Газовая плита много лет молчит, и Самс не верит своей удаче, когда принимается крутить ручки и дергать дверку духовки, оглядываясь на меня: почему не отгоняю, как дома? Молчит холодильник, куда бабушка прячет крупу от мышей; одна, темно-серая, крупная, проскочит при мне по мусорному ведерочку, подавившемуся выскобленной арбузной попкой. Затоплена ванна, под ней кафельный ледник для овощей. Пересох под потолком бачок с длинной цепью, которую давно не дергают, – сливают голубым ведерочком с плетеной ручкой, набирая из ванны-резервуара. У одного ведра, прослужившего сорок лет, в моих руках переломилась ручка. Зато сияет новым золотом скрытый в туалете и разостланный от бачка по трубе диснеевский медведь – сдутый воздушный шар, каких мама много успела наподбирать после дней независимости Киргизии в двух местных парках. Маша из мультсериала на одном из таких шаров выгорела в зеленоватого тролля, как заметит позже приехавший муж. Но по-прежнему ярко улыбаются и влекут красавицы с нарядных полиэтиленовых пакетов, развешанных по стенам вместе с Сикстинской Мадонной, старыми церковными календарями и серебряными вкладышами из коробок шоколадных конфет. Фантиками от развесных конфет бабушка набила три длинных мешка. Помимо них Самс получает полную банку каштанов, а трости от зонтов находит и сдергивает со спинок кровати сам. Зонтичную ткань с этих тростей – разглаженную, круглую, как заготовка юбки для куклы, – я подкладываю под него вместо непромокаемой пеленки. Прибывший вслед за нами муж получает как новую дедушкину рубашку, а я – возможность впервые увидеть, что ему идет молочно-бежевый цвет.

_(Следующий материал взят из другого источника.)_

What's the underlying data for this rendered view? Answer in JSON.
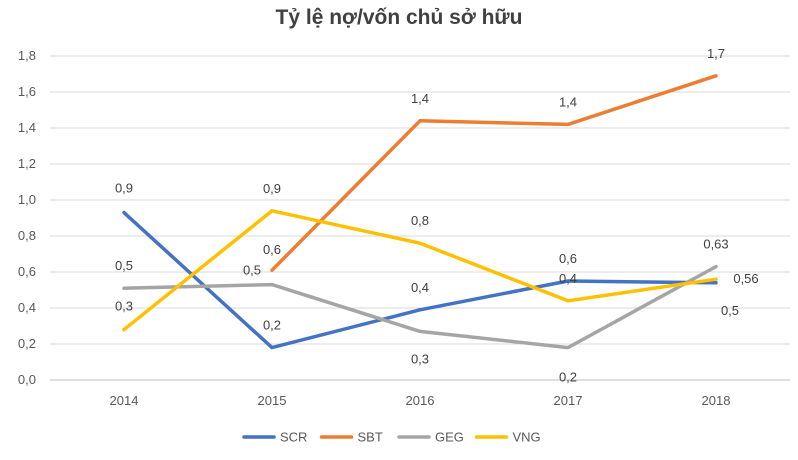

Зато советские спички бабушка все раздарила, и нечем зажечь свечи на полгода со дня смерти мамы – срок, до которого мне предстояло успеть подать заявления у нотариуса в РФ и Кыргызстане и который выпал – не скажешь даже, что повезло, – на наше с мамой обычное время отпуска здесь, где теперь и спички продают такие, что не горят, – сетует бабушка, – и я вспоминаю, что на этот случай видела от мамы оставшуюся зажигалку. Бабушка больше берегла оставшиеся от мамы бросовые конфетки – одну маленькую, другую длинненькую она, говорит, недавно подложила мне в пиалушку, а я не помню, куда перепрятала, и, когда обеспокоенная бабушка находит пропажу, довольны мы обе: в длинненькой конфетке я узнаю мамину красную зажигалку. Но, как и поддельные спички, она не горит: бабушка успела ее поскрести ножом, попилить и вымочить в воде, чтоб подмягчить к чаю. Наконец я добываю коробок в магазине «Волшебница» на углу, где пекут торты с портретами человека-паука и просто творожные, по триста тридцать сомов за килограмм, а спички, не устает восхищаться бабушка, продали всего за один сом.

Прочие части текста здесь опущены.